IBM…Not A Buy Yet

IBM (IBM – Get Report) is a true turnaround story as the stock is regaining technical momentum and offers a generous dividend. Buy IBM on weakness to its 200-day simple moving average at $133.75 and add to positions on weakness to its semiannual value level at $126.75.

The stock is one of the “Dogs of the Dow” for 2019 and is the cheapest Dow stock with a P/E ratio of 9.89 and a dividend yield of 4.81%, according to Macrotrends.

Cloud computing and artificial intelligence through IBM’s Watson platform is the key to its turnaround story.

IBM’s cloud computing is on modern mainframes not a farm of servers. In my opinion, this provides a more secure platform. This platform will be enhanced as the company integrates assets from its purchase of Red Hat  (RHT – Get Report) , which has already been cleared by U.S. regulators. The combined entity is said to become the world’s largest cloud technology company.


I believe Blockchain technology will revolutionize how we live, but will disrupt all business industries even more.  For example, companies will a secure way of transacting with consumers directly, without a middle party, saving billions in the process.  And one of the companies leading the charge is IBM with over 20 patents. 

However, I would buy IBM yet, because IBM could go lower, before going higher because on the monthly chart, price has been making lower highs and lower lows.

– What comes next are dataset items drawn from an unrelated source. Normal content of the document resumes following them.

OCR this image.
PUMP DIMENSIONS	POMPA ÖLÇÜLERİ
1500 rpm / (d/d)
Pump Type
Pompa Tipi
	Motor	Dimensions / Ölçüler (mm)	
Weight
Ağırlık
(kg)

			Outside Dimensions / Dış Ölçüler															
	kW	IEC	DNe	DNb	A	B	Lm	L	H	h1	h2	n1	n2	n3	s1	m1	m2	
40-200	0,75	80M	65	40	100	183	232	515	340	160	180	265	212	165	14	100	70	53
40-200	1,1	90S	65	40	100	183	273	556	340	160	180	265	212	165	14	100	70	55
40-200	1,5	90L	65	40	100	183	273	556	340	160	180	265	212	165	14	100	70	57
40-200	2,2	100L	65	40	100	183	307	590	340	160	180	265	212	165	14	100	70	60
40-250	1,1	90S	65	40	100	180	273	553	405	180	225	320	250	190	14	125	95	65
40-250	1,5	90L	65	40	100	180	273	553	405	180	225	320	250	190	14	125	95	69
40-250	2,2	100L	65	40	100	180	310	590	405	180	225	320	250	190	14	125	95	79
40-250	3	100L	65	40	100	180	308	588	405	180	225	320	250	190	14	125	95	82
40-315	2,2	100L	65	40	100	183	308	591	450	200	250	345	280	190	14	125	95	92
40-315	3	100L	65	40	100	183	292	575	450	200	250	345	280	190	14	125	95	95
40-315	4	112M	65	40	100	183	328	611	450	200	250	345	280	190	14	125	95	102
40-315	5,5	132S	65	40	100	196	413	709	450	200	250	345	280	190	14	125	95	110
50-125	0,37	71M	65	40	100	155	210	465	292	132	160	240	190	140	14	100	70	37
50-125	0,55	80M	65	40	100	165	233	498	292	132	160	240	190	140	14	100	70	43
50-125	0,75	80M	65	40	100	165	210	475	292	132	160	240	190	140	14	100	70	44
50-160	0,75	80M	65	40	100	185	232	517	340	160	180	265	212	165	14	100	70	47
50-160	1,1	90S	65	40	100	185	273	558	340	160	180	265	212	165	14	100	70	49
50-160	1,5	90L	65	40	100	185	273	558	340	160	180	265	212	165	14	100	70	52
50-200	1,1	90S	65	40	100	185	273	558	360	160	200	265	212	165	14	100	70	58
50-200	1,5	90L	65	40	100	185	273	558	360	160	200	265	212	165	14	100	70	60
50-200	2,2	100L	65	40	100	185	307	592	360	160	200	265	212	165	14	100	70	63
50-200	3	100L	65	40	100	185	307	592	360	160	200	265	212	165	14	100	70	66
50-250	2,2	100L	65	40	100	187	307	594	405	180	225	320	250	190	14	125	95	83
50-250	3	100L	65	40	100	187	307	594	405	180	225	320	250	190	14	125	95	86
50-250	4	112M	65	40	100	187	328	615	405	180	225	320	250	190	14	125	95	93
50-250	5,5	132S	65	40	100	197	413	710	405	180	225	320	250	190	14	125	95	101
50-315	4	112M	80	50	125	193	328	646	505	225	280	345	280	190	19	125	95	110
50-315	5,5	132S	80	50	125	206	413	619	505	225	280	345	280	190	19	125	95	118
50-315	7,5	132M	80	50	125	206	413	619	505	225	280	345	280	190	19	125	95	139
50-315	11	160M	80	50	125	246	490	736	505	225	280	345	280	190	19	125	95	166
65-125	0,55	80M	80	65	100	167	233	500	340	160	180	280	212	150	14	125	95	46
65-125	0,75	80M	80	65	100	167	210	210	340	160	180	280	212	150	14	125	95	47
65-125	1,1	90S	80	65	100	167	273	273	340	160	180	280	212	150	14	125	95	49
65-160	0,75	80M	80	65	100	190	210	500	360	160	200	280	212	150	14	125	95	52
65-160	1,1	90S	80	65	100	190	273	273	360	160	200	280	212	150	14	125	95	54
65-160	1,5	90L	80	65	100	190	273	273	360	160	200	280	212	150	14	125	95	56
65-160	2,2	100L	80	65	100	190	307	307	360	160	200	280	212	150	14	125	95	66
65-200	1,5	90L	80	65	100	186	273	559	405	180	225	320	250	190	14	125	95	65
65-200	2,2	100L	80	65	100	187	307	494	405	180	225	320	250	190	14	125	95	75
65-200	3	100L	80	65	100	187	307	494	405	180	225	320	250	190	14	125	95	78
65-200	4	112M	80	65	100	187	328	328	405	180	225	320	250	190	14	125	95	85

So in order to consider when to buy IBM is when price starts breaking the downtrend lines on the weekly chart. The blue line represent the short term trend line and the yellow line represents the long term line. Thus, I would like to see price at least breach the red trend line which represents the medium term line.

This post is my personal opinion. I’m not a financial advisor, this isn’t financial advise. Do your own research before making investment decisions.